Bras de fer au Mali autour de la fermeture d’une télévision privée

Le gouvernement malien semble en passe de reculer devant la spectaculaire mobilisation des médias de ce pays contre la suspension de la télévision privée Joliba, à la demande, chose inédite, des autorités du Burkina Faso.

Joliba TV, connue pour son indépendance éditoriale, a été sanctionnée suite à la plainte, le 12 novembre dernier, du Conseil supérieur de la communication du Burkina Faso, deux jours après un débat télévisé à l’occasion duquel l’activiste malien Issa Kaou N’Djim avait douté de la réalité de récentes tentatives de déstabilisation du pays voisin.  

Ces déclarations jugées « gravissimes » par la junte burkinabè ont envoyé leur auteur en prison dès le lendemain pour « offense commise publiquement envers un chef d’État étranger ».

La procédure administrative lancée parallèlement a, elle, abouti au retrait de la licence de Joliba TV, devenu effectif ce 26 novembre. Mais les média maliens, jaloux d’une liberté durement acquise par la lutte à l’orée des années 1990, ne se sont pas laissé faire.

Toutes les organisations socioprofessionnelles se sont mobilisées autour de la Maison de la Presse, qui a mené lundi une première tentative de négociation auprès de la HAC, demandant l’indulgence de l’instance de régulation. Les médias menacent, au cas où ces discussions n’aboutiraient pas, de rediffuser l’émission en cause pour contraindre la Haute Autorité à les suspendre tous.  

Une solidarité militariste menaçante pour la presse

«La Maison de la Presse et l’ensemble des organisations professionnelles des médias condamnent avec la dernière rigueur cette décision disproportionnée (et) exhortent la Haute Autorité de la Communication à reconsidérer sa décision. Face aux mesures extrêmes, (elles) se réservent le droit d’entreprendre toutes les actions qu’elles jugent nécessaires, y compris la diffusion synchronisée de l’élément incriminé par l’ensemble des médias maliens», écrit Bandiougou Dante, le Président de la Maison de la Presse, dans un communiqué du 23 novembre.

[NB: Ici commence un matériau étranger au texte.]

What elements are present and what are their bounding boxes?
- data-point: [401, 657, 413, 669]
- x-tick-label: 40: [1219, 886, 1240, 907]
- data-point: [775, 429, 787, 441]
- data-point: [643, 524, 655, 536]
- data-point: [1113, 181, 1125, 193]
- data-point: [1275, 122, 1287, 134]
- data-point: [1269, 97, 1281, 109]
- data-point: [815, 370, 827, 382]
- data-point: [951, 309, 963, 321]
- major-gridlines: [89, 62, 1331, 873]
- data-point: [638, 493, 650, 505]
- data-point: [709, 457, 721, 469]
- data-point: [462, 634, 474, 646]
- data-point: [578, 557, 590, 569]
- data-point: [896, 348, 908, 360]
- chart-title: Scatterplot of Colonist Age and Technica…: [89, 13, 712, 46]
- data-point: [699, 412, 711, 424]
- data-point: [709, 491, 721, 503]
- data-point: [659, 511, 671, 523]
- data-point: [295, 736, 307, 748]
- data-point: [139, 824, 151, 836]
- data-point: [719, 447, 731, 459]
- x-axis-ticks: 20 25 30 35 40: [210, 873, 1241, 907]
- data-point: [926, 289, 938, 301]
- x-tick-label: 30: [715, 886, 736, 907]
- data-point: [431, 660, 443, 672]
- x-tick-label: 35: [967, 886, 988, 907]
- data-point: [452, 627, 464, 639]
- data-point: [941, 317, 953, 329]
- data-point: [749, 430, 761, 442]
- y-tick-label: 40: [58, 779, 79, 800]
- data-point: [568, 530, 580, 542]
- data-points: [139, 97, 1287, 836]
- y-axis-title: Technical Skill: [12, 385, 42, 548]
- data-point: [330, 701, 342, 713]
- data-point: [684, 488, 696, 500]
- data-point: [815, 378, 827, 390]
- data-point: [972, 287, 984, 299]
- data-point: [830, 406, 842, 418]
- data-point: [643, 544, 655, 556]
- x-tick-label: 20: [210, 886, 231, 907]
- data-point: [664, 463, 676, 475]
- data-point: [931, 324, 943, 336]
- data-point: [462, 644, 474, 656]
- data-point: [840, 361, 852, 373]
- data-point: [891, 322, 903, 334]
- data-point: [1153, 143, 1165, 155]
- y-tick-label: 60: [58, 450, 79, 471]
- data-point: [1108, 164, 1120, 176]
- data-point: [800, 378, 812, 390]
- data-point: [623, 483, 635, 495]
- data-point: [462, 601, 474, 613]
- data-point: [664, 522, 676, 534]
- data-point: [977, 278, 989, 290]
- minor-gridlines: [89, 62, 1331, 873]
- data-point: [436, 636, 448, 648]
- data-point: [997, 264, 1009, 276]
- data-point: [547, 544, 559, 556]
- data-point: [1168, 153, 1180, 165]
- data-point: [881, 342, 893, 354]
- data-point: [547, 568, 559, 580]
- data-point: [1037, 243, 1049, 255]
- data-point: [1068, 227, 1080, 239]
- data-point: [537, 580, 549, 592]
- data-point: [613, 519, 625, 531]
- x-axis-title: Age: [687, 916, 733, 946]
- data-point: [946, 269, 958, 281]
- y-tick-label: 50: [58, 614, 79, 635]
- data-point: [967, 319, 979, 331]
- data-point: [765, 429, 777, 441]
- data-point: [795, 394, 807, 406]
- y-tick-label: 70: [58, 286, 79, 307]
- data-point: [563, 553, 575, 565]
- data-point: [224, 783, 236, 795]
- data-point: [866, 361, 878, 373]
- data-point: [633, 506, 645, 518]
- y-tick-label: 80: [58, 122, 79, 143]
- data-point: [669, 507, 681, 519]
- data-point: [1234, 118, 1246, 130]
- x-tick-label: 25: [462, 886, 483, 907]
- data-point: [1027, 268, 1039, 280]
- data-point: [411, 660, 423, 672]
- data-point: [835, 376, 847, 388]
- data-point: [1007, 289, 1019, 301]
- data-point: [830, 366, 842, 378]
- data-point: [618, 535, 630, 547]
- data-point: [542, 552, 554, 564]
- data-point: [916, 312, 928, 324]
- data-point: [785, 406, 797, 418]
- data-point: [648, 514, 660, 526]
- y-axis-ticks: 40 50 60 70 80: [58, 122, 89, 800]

Les Maliens restent très attachés à la liberté de pensée, d’expression et de presse malgré la crise politique et sécuritaire qui ravage le pays depuis douze ans. Issus de la révolution du 26 mars 1991 qui a renversé le régime du général Moussa Traoré, les médias de ce pays, comme leurs frères de toute l’Afrique de l’Ouest, sont souvent en première ligne des tempêtes politiques. Le nouveau contexte militariste de l’Alliance des Etats du Sahel fait peser sur eux, on le voit à l’occasion de cette affaire, des menaces accrues. 

Dans les publications de presse de ces deux derniers jours, perce l’inquiétude d’une tentative de musèlement total des médias privés, à laquelle le Burkina Faso semble succomber malgré la sanctuarisation de la presse qui avait suivi l’assassinat de Norbert Zongo en 1998. La fermeture de Joliba serait «un précédent fâcheux dans l’histoire médiatique du Mali», écrit Sekou Tangara. Le Président de l’Union des Journalistes de la Presse libre africaine (UJPLA), de son côté, regrette «les menaces qui pèsent sur la liberté d’expression au Mali, au Burkina Faso et au Niger» et voit dans le retrait de la licence de Joliba «un recul de 30 ans pour la démocratie, la liberté d’expression et de presse au Mali.» Et de prédire : «aujourd’hui, c’est Joliba TV qui est ciblée, demain ce sera un autre média.»

«C’est ça la solidarité de l’AES ? Se liguer pour museler la presse au lieu de combattre efficacement les terroristes?», s’indigne Elhadji Ibrahima Thiam, sur sa page Facebook, dénonçant «une soldatesque galonnée réfractaire à tout son de cloche discordant».

Espérons que les négociations en cours permettront d’éviter le scénario du pire. Après tout, la mission première de la Haute Autorité de la Communication, selon l’ordonnance du 21 janvier 2014, est bien « de garantir et de protéger la liberté de l’information et de la communication, ainsi que de garantir et de protéger la liberté de la presse », tous droits également proclamés par la nouvelle Constitution du Mali adoptée en 2023.

Sur sa page Facebook, l’ancien Premier ministre Moussa Mara a fait part de sa profonde tristesse et d’une grande inquiétude. Il a invité le gouvernement à «oeuvrer à garantir les libertés de presse et d’opinion et à les protéger car, sans elles, aucune stabilité sociale, politique ou institutionnelle ne sera durable.»